I have researched for this same problem as the OP asks and I don't think it is possible. Basically the OP question is whether having the explicitly computed Q, one can recover the H1 H2 ... Ht. I do not think this is possible without computing the QR from scratch but I would also be very interested to know whether there is such solution.

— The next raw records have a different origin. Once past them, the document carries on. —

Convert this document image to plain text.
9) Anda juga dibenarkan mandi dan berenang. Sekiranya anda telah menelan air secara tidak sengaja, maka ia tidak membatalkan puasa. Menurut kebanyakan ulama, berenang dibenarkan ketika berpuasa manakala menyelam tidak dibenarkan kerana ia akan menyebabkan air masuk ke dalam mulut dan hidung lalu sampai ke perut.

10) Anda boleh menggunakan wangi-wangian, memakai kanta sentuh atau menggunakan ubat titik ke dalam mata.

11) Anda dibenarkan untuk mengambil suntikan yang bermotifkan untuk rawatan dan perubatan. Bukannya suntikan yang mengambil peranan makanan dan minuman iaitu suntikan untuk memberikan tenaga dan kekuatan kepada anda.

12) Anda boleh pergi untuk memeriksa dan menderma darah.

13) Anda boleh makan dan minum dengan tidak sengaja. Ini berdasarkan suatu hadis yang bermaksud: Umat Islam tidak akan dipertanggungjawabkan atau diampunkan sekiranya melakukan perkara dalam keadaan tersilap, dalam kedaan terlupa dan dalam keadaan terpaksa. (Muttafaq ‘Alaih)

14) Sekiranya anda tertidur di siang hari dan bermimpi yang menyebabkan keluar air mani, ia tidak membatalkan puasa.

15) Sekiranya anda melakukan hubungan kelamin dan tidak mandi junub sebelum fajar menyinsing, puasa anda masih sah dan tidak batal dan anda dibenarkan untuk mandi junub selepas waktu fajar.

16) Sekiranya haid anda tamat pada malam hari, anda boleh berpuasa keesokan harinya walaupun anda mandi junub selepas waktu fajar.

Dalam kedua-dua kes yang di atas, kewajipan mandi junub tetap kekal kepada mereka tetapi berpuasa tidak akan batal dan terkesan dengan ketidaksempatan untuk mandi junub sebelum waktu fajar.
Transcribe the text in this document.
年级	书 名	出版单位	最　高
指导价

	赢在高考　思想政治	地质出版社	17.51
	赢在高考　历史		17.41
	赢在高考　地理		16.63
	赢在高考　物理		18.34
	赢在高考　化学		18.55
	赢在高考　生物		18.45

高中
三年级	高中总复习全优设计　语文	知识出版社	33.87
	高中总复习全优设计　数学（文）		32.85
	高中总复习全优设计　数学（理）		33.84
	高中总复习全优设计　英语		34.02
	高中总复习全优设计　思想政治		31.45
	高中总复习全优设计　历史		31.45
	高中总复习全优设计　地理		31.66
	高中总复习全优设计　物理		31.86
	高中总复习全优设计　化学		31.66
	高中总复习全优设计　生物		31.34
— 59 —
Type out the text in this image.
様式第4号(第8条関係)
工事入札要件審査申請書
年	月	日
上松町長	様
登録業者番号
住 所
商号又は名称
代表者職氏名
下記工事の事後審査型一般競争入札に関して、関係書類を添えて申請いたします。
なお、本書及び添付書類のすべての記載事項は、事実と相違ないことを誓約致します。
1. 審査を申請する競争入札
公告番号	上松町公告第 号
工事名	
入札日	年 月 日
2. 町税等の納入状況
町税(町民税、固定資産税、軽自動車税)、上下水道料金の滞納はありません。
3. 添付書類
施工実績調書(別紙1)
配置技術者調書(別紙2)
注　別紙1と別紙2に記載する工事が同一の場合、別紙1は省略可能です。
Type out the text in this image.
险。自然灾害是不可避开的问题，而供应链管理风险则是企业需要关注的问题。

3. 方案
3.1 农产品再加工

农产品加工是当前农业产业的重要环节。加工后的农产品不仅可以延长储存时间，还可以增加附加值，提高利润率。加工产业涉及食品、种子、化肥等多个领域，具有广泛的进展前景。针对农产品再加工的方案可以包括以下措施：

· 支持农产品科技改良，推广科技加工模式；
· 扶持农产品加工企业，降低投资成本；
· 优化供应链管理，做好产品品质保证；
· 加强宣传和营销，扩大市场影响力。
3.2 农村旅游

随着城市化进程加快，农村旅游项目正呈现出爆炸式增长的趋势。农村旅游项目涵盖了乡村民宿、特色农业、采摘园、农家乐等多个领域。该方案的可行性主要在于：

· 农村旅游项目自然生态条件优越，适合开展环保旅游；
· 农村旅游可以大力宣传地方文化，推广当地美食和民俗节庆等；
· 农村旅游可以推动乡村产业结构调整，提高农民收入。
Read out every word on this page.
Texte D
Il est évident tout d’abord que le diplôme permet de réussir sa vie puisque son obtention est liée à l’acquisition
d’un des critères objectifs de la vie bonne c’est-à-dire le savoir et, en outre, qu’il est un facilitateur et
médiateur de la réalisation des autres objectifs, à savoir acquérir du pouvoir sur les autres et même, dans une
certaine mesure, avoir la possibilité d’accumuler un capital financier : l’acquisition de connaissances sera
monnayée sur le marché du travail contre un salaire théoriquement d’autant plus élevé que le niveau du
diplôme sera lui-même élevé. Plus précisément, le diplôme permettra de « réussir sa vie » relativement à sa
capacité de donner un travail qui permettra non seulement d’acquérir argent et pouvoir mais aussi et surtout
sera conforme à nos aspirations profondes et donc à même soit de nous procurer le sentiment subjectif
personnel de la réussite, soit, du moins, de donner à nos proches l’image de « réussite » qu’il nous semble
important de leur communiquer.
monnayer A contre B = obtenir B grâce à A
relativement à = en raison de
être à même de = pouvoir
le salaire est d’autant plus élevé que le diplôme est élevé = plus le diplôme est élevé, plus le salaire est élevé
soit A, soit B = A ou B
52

I have a similar issue as the OP but in a different context, my iterative algorithm needs to mutate the matrix A by adding columns and/or rows. The first time, the QR is computed using DGEQRF and thus, the compact LAPACK format. After the matrix A is mutated e.g. with new rows I can quickly build a new set of reflectors or rotators that will annihilate the non-zero elements of the lowest diagonal of my existing R and build a new R but now I have a set of H1_old H2_old ... Hn_old and H1_new H2_new ... Hn_new (and similarly tau's) which can't be mixed up into a single QR compact representation. The two possibilities I have are, and maybe the OP has the same two possibilities:
Always maintain Q and R explicitly separated whether when computed the first time or after every update at the cost of extra flops but keeping the required memory well bounded.
Stick to the compact LAPACK format but then every time a new update comes in, keep a list of all these mini sets of update reflectors. At the point of solving the system one would do a big Q'*c i.e. H1_u3*H2_u3*...*Hn_u3*H1_u2*H2_u2*...*Hn_u2*H1_u1*H2_u1...*Hn_u1*H1*H2*...*Hn*c where ui is the QR update number and this is potentially a lot of multiplications to do and memory to keep track of but definitely the fastest way.
The long answer from David basically explains what the compact QR format is but not how to get to this compact QR format having the explicit computed Q and R as input.